The fax machine is almost a piece of history, like all office technologies it became ubiquitous, reached it zenith in the late nineties and has now become amalgamated in semi trailer cab size photocopiers.
Interestingly faxes were around before telephones but this is not a history lesson. It is a post about the redundancy of technology and a what if question.
What if Ms Gillard had been around in the late eighties, the time when I the company I had started out with installed their first fax machine. It was 1988 and the typists had gone to be replaced by Word Perfect and so had the comptometer people as we were now using Lotus 123 (backslash, w,c enter etc). Ms Gillard could have given every pensioner a fax machine and rolled out fax lines to everyone. We all would have been able to send letters to each other instantly, had built in answer phones, and our very own photocopier.
But it was not all sweetness and light. Some of still remember the panic of the early nineties when we realized the fax thermal image paper was fading, quick invent cheap laser fax machines. And there was the argument about the legality of faxes in contracts etc. But we did not know any better as we were at the cutting edge of technology or so we thought.

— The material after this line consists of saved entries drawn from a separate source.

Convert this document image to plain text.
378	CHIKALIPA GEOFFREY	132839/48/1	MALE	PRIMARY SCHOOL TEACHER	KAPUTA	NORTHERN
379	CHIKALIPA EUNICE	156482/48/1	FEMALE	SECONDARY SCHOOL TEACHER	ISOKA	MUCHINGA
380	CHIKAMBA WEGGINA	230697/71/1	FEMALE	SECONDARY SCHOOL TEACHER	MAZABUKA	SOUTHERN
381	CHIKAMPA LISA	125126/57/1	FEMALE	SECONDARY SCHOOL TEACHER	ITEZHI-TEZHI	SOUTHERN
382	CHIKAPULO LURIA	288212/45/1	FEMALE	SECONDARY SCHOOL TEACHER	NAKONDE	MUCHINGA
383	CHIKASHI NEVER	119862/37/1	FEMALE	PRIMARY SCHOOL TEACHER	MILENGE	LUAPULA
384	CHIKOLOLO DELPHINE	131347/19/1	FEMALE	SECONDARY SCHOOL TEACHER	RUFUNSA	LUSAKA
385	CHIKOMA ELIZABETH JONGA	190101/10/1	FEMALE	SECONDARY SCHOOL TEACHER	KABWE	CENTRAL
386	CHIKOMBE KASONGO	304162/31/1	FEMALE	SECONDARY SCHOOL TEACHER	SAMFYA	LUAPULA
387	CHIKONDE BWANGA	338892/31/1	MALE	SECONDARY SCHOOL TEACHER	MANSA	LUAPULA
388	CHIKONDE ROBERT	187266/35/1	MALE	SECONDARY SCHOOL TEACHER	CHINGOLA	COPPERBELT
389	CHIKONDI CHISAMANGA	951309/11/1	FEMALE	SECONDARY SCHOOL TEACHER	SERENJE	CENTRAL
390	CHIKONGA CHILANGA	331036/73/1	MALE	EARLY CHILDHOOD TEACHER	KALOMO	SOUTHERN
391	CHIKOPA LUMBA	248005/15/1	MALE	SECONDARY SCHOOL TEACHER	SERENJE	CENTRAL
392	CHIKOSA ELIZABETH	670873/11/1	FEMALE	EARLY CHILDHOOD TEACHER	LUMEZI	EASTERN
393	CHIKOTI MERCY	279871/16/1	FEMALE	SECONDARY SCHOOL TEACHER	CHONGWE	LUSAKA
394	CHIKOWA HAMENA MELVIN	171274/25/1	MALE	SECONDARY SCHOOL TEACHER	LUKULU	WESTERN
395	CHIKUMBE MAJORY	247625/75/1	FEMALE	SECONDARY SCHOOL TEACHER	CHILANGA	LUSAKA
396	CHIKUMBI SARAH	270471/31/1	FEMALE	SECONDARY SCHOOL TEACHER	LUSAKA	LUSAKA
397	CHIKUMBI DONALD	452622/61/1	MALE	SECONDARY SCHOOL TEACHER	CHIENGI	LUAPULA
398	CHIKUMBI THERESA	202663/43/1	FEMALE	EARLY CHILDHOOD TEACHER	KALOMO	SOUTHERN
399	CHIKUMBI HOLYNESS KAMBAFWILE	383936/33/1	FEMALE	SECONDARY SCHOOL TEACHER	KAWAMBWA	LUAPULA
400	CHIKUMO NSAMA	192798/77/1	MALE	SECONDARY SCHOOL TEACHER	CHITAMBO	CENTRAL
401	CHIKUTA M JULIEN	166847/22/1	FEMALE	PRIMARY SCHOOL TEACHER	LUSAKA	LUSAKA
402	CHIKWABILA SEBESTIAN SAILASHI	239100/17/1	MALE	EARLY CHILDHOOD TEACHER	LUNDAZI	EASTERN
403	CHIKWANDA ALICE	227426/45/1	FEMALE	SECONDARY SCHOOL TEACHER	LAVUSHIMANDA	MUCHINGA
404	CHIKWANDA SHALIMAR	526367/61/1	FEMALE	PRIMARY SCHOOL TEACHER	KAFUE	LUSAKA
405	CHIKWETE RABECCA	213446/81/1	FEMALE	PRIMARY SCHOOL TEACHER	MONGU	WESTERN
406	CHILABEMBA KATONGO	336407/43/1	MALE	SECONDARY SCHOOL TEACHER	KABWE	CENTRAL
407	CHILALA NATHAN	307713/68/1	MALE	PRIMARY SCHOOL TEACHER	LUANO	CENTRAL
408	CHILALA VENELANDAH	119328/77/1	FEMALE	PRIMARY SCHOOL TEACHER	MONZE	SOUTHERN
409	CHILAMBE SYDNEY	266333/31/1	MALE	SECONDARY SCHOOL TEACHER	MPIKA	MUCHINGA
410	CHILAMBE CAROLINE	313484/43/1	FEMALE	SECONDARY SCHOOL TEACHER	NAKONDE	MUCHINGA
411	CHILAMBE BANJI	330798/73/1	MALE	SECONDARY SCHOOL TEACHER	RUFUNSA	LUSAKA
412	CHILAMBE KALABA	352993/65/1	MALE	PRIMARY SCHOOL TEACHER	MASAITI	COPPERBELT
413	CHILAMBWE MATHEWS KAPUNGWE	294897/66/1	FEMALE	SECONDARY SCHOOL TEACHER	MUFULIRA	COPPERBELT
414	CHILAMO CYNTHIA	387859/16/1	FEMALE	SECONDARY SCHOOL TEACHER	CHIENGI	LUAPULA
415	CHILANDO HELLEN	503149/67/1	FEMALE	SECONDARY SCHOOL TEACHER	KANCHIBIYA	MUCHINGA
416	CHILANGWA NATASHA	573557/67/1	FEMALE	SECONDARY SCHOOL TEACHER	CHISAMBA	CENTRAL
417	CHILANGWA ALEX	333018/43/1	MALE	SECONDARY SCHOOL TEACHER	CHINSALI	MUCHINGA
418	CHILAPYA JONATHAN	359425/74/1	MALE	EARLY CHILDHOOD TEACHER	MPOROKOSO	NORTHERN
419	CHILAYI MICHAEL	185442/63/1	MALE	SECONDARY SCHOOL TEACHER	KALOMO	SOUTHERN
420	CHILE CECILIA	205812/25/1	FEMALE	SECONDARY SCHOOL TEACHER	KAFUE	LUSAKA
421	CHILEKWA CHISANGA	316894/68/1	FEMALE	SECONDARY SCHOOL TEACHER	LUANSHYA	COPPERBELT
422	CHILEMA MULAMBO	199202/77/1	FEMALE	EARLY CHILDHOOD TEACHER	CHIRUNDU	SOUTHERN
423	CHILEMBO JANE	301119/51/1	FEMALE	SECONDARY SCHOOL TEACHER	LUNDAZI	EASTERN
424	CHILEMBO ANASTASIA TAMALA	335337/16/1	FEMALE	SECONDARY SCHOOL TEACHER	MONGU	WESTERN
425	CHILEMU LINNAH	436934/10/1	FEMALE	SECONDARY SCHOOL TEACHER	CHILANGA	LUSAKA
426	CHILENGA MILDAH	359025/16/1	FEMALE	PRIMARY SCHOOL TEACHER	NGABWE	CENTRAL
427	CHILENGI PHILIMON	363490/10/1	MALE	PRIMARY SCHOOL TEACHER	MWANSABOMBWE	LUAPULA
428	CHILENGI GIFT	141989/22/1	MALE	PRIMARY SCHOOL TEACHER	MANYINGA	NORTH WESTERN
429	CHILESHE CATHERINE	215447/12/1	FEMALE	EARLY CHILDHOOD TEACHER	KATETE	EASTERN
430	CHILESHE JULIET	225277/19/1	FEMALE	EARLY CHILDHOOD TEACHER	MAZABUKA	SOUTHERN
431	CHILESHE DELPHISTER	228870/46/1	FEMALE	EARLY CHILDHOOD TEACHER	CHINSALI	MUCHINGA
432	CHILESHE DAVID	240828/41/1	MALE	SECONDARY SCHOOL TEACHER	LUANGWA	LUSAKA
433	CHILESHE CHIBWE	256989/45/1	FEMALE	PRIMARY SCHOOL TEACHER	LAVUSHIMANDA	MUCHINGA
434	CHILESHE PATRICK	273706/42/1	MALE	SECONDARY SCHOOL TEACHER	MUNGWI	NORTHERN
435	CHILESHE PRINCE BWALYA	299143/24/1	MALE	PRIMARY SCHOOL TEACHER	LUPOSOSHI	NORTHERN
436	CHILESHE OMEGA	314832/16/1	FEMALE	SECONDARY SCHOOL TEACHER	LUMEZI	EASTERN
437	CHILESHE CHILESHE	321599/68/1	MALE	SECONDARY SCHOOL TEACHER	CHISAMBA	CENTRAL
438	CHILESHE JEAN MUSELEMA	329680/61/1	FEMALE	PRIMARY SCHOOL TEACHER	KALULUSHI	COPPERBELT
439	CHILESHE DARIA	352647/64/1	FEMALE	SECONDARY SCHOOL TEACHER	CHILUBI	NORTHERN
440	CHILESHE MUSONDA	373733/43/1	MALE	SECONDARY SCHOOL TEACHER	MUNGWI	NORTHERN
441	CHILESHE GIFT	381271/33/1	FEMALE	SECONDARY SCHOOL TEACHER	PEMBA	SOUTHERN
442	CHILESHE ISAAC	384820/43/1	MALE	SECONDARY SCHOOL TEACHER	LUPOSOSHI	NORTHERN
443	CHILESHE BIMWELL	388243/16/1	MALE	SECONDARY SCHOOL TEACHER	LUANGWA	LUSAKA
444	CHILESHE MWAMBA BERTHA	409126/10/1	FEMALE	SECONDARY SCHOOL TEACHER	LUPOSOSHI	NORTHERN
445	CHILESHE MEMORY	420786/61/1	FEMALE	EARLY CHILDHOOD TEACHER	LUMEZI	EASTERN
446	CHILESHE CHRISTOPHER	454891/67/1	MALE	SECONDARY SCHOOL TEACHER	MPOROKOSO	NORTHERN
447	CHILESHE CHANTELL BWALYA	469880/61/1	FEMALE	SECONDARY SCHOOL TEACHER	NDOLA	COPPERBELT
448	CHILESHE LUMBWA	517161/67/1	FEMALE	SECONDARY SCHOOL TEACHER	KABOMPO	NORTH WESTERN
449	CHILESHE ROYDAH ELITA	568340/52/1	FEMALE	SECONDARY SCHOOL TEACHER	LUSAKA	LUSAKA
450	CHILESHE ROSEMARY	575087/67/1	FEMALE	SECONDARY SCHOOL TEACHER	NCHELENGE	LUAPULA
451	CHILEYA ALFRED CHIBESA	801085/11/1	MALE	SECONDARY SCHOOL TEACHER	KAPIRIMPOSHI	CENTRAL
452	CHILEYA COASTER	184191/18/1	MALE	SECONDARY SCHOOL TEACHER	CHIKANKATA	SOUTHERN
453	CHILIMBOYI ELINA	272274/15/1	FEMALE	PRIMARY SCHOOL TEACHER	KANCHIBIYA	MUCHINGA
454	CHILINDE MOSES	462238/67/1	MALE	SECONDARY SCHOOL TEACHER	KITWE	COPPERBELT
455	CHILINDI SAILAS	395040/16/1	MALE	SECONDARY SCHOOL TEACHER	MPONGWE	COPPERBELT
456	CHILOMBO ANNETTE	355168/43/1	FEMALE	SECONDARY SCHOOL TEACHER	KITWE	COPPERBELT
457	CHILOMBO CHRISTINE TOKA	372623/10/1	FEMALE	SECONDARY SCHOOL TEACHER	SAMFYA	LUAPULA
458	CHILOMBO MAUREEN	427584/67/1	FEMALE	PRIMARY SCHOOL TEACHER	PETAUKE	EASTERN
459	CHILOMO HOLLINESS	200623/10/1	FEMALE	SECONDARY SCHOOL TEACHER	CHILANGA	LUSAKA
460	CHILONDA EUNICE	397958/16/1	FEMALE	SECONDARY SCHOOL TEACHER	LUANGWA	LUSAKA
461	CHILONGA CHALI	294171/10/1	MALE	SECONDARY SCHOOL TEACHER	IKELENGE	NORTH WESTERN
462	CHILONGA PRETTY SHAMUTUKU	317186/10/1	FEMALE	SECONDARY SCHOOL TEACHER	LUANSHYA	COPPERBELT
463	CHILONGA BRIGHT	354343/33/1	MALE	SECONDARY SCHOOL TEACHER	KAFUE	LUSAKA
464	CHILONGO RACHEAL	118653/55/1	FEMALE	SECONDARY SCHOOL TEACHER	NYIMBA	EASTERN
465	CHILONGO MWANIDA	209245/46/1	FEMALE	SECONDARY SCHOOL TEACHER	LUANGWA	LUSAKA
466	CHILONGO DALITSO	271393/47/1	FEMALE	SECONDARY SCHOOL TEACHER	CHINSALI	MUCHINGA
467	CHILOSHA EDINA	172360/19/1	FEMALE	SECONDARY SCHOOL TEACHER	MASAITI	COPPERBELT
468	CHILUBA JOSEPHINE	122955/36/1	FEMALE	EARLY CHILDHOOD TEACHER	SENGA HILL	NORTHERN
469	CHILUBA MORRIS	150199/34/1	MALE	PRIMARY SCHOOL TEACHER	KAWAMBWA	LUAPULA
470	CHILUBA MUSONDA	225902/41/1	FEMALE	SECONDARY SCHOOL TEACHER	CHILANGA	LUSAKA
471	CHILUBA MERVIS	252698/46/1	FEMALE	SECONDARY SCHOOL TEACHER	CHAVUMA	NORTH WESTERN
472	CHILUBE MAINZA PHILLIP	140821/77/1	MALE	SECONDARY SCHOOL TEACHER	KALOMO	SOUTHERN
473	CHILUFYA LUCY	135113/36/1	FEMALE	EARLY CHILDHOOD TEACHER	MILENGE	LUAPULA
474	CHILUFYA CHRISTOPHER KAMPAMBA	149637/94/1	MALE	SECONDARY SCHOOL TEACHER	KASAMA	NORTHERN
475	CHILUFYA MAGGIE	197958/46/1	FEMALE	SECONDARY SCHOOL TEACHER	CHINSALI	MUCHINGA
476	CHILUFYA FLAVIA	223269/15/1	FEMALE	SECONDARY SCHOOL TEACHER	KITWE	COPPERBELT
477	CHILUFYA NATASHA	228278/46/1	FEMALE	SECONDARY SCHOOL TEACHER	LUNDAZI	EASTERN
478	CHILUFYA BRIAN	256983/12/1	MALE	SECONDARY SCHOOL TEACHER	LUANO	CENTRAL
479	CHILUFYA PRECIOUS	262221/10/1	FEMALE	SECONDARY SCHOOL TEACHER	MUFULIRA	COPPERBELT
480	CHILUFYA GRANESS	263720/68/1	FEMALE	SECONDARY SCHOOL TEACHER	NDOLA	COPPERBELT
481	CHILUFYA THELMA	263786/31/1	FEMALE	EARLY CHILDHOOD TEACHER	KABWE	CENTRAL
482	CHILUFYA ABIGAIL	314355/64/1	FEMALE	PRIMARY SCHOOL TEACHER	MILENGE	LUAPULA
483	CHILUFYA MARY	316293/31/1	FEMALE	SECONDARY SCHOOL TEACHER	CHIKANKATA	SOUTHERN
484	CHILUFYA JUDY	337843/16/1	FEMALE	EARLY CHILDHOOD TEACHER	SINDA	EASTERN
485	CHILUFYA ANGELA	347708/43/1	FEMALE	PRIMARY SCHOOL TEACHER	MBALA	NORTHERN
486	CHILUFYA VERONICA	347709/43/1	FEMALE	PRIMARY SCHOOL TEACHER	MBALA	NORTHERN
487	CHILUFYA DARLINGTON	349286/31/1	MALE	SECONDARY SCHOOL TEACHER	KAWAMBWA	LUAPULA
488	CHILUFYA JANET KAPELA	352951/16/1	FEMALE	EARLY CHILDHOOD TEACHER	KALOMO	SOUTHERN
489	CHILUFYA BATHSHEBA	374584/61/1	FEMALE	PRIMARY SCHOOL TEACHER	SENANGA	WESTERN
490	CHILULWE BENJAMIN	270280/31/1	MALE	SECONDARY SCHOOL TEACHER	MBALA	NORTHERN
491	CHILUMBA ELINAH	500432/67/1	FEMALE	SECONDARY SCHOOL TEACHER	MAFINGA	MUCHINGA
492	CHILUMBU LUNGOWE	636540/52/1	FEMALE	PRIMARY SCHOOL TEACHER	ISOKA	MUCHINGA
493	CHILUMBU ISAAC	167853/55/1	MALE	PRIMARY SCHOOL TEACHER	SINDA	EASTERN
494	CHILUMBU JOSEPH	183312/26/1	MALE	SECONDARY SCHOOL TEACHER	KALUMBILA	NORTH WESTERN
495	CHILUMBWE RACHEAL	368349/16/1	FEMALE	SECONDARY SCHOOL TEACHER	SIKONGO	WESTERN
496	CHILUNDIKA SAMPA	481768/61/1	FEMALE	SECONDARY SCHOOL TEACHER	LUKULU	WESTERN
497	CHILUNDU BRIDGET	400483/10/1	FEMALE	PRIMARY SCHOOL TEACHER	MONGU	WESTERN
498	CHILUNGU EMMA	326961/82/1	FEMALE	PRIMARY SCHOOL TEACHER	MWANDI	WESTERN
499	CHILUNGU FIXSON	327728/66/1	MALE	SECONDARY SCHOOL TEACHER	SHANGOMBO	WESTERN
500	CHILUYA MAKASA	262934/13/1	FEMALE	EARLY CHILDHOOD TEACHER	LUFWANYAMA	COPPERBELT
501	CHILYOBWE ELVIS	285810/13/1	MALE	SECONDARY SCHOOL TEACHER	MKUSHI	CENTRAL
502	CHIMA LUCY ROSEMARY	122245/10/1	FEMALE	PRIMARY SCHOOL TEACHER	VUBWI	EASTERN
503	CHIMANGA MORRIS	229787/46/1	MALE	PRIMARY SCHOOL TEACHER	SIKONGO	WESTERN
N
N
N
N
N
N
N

But if she had done the rollout it would have been an obvious mistake, email killed off letters and pdfs/scanning killed off fax machines.
Only a couple of months ago a very bright 22 year old commenced work with me. For some vague reason he had to fax a document to someone whose pc was down. The young bright spark had never used a fax and thought that nobody had them assuming everyone was like him on twitter, facebook, with ipad and iphone.
So the question is will the NBN which will take 9.5 years (their numbers not mine) assuming no delays, be redundant when it is fully rolled out. If it was such a good idea where is Richard Branson, Steve Jobs and Bill Gate? They are not interested, mind you they were not interested in pink bats and solar panels.